1er Salon International Ruralité et Développement Durable en Méditerranée – Taourirt-Ighil fin prête !

La commune de Taourirt-Ighil, dans la daïra d’Adekar à Béjaïa abritera une rencontre internationale vers la fin du mois en cours. Le programme préliminaire élaboré par les organisateurs prévoit la participation d’une brochette de spécialistes en la matière, venus de différentes régions du pays et de l’étranger. Ainsi, plusieurs communications seront données par les Professeurs Djamil Aissani de l’Université de Béjaïa et Smail Belhadj de celle de Tizi-Ouzou, tout comme Francis Collombet de Toulouse. D’autres professeurs et docteurs viendront s’ajouter à cette liste, puisqu’on attend à ce Salon la présence du Professeur Nacer Djiar et du Docteur Lamri Kerat de l’Université de Sétif, du Docteur Fulcieri Maltini de l’Université de Sheffield, et plusieurs autres intervenants.

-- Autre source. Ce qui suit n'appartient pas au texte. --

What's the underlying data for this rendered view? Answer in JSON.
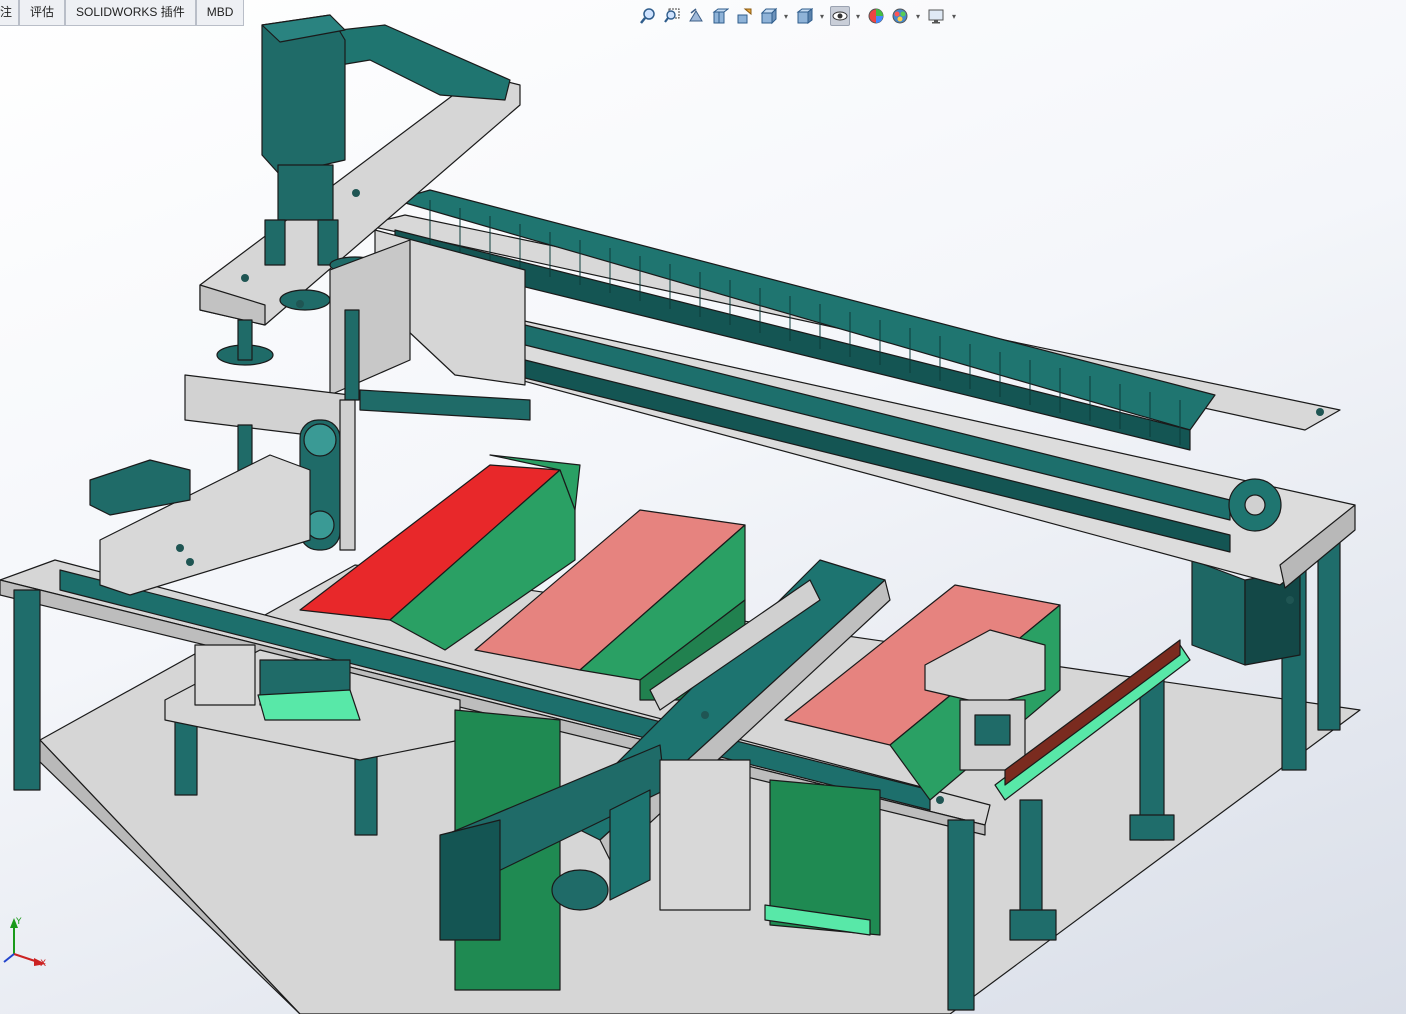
{
  "command_manager": {
    "tabs": [
      {
        "label": "标注",
        "visible": "注"
      },
      {
        "label": "评估"
      },
      {
        "label": "SOLIDWORKS 插件"
      },
      {
        "label": "MBD"
      }
    ]
  },
  "heads_up_toolbar": {
    "buttons": [
      {
        "name": "zoom-to-fit-icon"
      },
      {
        "name": "zoom-to-area-icon"
      },
      {
        "name": "previous-view-icon"
      },
      {
        "name": "section-view-icon"
      },
      {
        "name": "dynamic-annotation-icon"
      },
      {
        "name": "view-orientation-icon"
      },
      {
        "name": "display-style-icon"
      },
      {
        "name": "hide-show-items-icon"
      },
      {
        "name": "edit-appearance-icon"
      },
      {
        "name": "apply-scene-icon"
      },
      {
        "name": "view-settings-icon"
      }
    ]
  },
  "triad": {
    "x_label": "X",
    "y_label": "Y"
  },
  "colors": {
    "teal": "#1d6f6c",
    "teal_dark": "#0f4a48",
    "grey_plate": "#d8d8d8",
    "green": "#2aa064",
    "red": "#e8282a",
    "salmon": "#e6837f",
    "mint": "#58e8a8"
  }
}
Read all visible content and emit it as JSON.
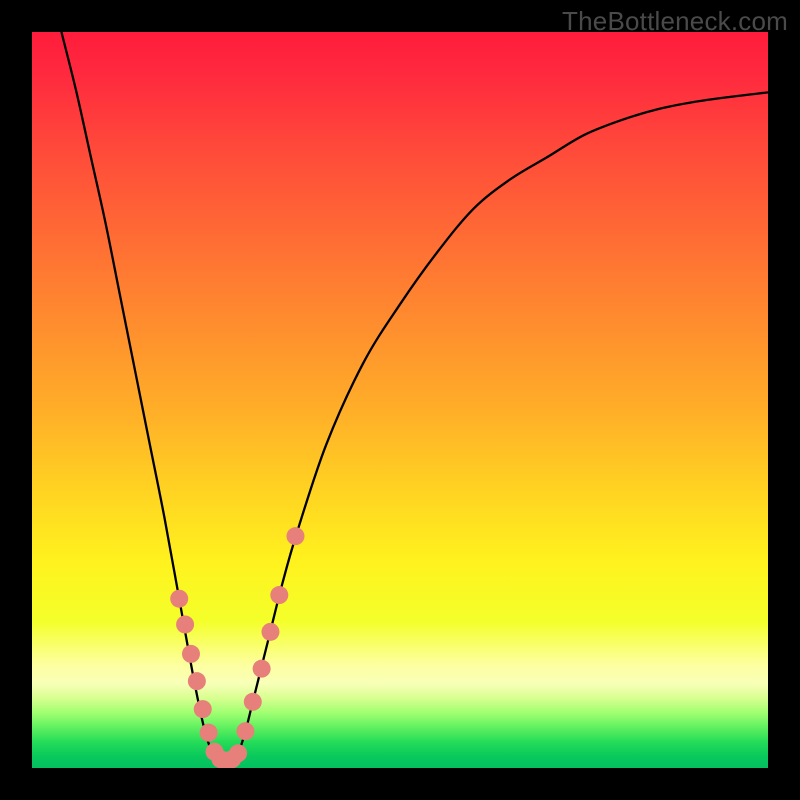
{
  "watermark": "TheBottleneck.com",
  "chart_data": {
    "type": "line",
    "title": "",
    "xlabel": "",
    "ylabel": "",
    "xlim": [
      0,
      1
    ],
    "ylim": [
      0,
      1
    ],
    "series": [
      {
        "name": "bottleneck-curve",
        "x": [
          0.04,
          0.06,
          0.08,
          0.1,
          0.12,
          0.14,
          0.16,
          0.18,
          0.2,
          0.22,
          0.235,
          0.25,
          0.26,
          0.27,
          0.28,
          0.29,
          0.3,
          0.32,
          0.34,
          0.36,
          0.4,
          0.45,
          0.5,
          0.55,
          0.6,
          0.65,
          0.7,
          0.75,
          0.8,
          0.85,
          0.9,
          0.95,
          1.0
        ],
        "y": [
          1.0,
          0.92,
          0.83,
          0.74,
          0.64,
          0.54,
          0.44,
          0.34,
          0.23,
          0.12,
          0.05,
          0.01,
          0.01,
          0.01,
          0.02,
          0.05,
          0.09,
          0.17,
          0.25,
          0.32,
          0.44,
          0.55,
          0.63,
          0.7,
          0.76,
          0.8,
          0.83,
          0.86,
          0.88,
          0.895,
          0.905,
          0.912,
          0.918
        ]
      }
    ],
    "markers": [
      {
        "x": 0.2,
        "y": 0.23
      },
      {
        "x": 0.208,
        "y": 0.195
      },
      {
        "x": 0.216,
        "y": 0.155
      },
      {
        "x": 0.224,
        "y": 0.118
      },
      {
        "x": 0.232,
        "y": 0.08
      },
      {
        "x": 0.24,
        "y": 0.048
      },
      {
        "x": 0.248,
        "y": 0.022
      },
      {
        "x": 0.256,
        "y": 0.012
      },
      {
        "x": 0.264,
        "y": 0.01
      },
      {
        "x": 0.272,
        "y": 0.012
      },
      {
        "x": 0.28,
        "y": 0.02
      },
      {
        "x": 0.29,
        "y": 0.05
      },
      {
        "x": 0.3,
        "y": 0.09
      },
      {
        "x": 0.312,
        "y": 0.135
      },
      {
        "x": 0.324,
        "y": 0.185
      },
      {
        "x": 0.336,
        "y": 0.235
      },
      {
        "x": 0.358,
        "y": 0.315
      }
    ],
    "gradient_stops": [
      {
        "pos": 0.0,
        "color": "#ff1c3c"
      },
      {
        "pos": 0.06,
        "color": "#ff2a3e"
      },
      {
        "pos": 0.16,
        "color": "#ff4a3a"
      },
      {
        "pos": 0.28,
        "color": "#ff6c34"
      },
      {
        "pos": 0.4,
        "color": "#ff8e2e"
      },
      {
        "pos": 0.52,
        "color": "#ffb028"
      },
      {
        "pos": 0.62,
        "color": "#ffd222"
      },
      {
        "pos": 0.72,
        "color": "#fff21e"
      },
      {
        "pos": 0.8,
        "color": "#f4ff2a"
      },
      {
        "pos": 0.86,
        "color": "#fdffa0"
      },
      {
        "pos": 0.885,
        "color": "#f8ffb8"
      },
      {
        "pos": 0.905,
        "color": "#d8ff90"
      },
      {
        "pos": 0.925,
        "color": "#a0ff70"
      },
      {
        "pos": 0.945,
        "color": "#60f060"
      },
      {
        "pos": 0.965,
        "color": "#24dc58"
      },
      {
        "pos": 0.985,
        "color": "#08c85c"
      },
      {
        "pos": 1.0,
        "color": "#04c060"
      }
    ],
    "marker_color": "#e77f7a",
    "curve_color": "#000000"
  }
}
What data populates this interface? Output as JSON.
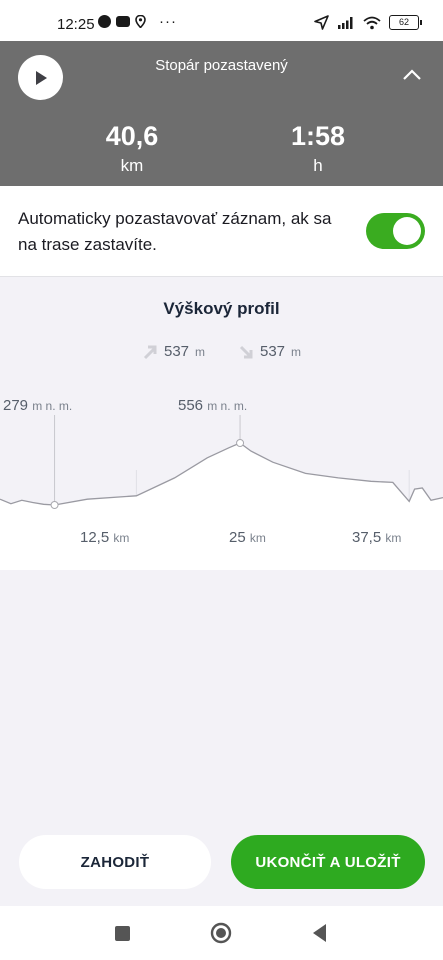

On attend également la présence d’une délégation de l’Union Européenne et une autre de l’Union Pour la Méditerranée, ainsi que des organismes partenaires dont les noms seront communiqués ultérieurement. Les thèmes qui seront présentés seront nombreux, puisqu’on y abordera la gestion des déchets, la pollution par les métaux lourds, le concept de Zéro déchet, etc. On y parlera aussi d’éco-tourisme et une expérience particulière sera présentée autour du Tassili N’Adjer, et la construction d’un Kasr en pierres sèches à Aïn Sefra. On parlera aussi dans ce Salon des énergies renouvelables et des concepts de «Smart building and smart cities» et de comment assurer la pénétration des énergies renouvelables dans le réseau électrique. Les écosystèmes marins ne seront pas oubliés lors de cette rencontre. On y parlera notamment de biodiversité et de l’énergie de la mer. Une visite au village restauré de Djebla sera ensuite organisée, pour voir comment des techniques de base ont été utilisées pour rénover l’habitat dans cette partie du littoral de Béjaïa.

Allier culture, économie, écologie et tourisme !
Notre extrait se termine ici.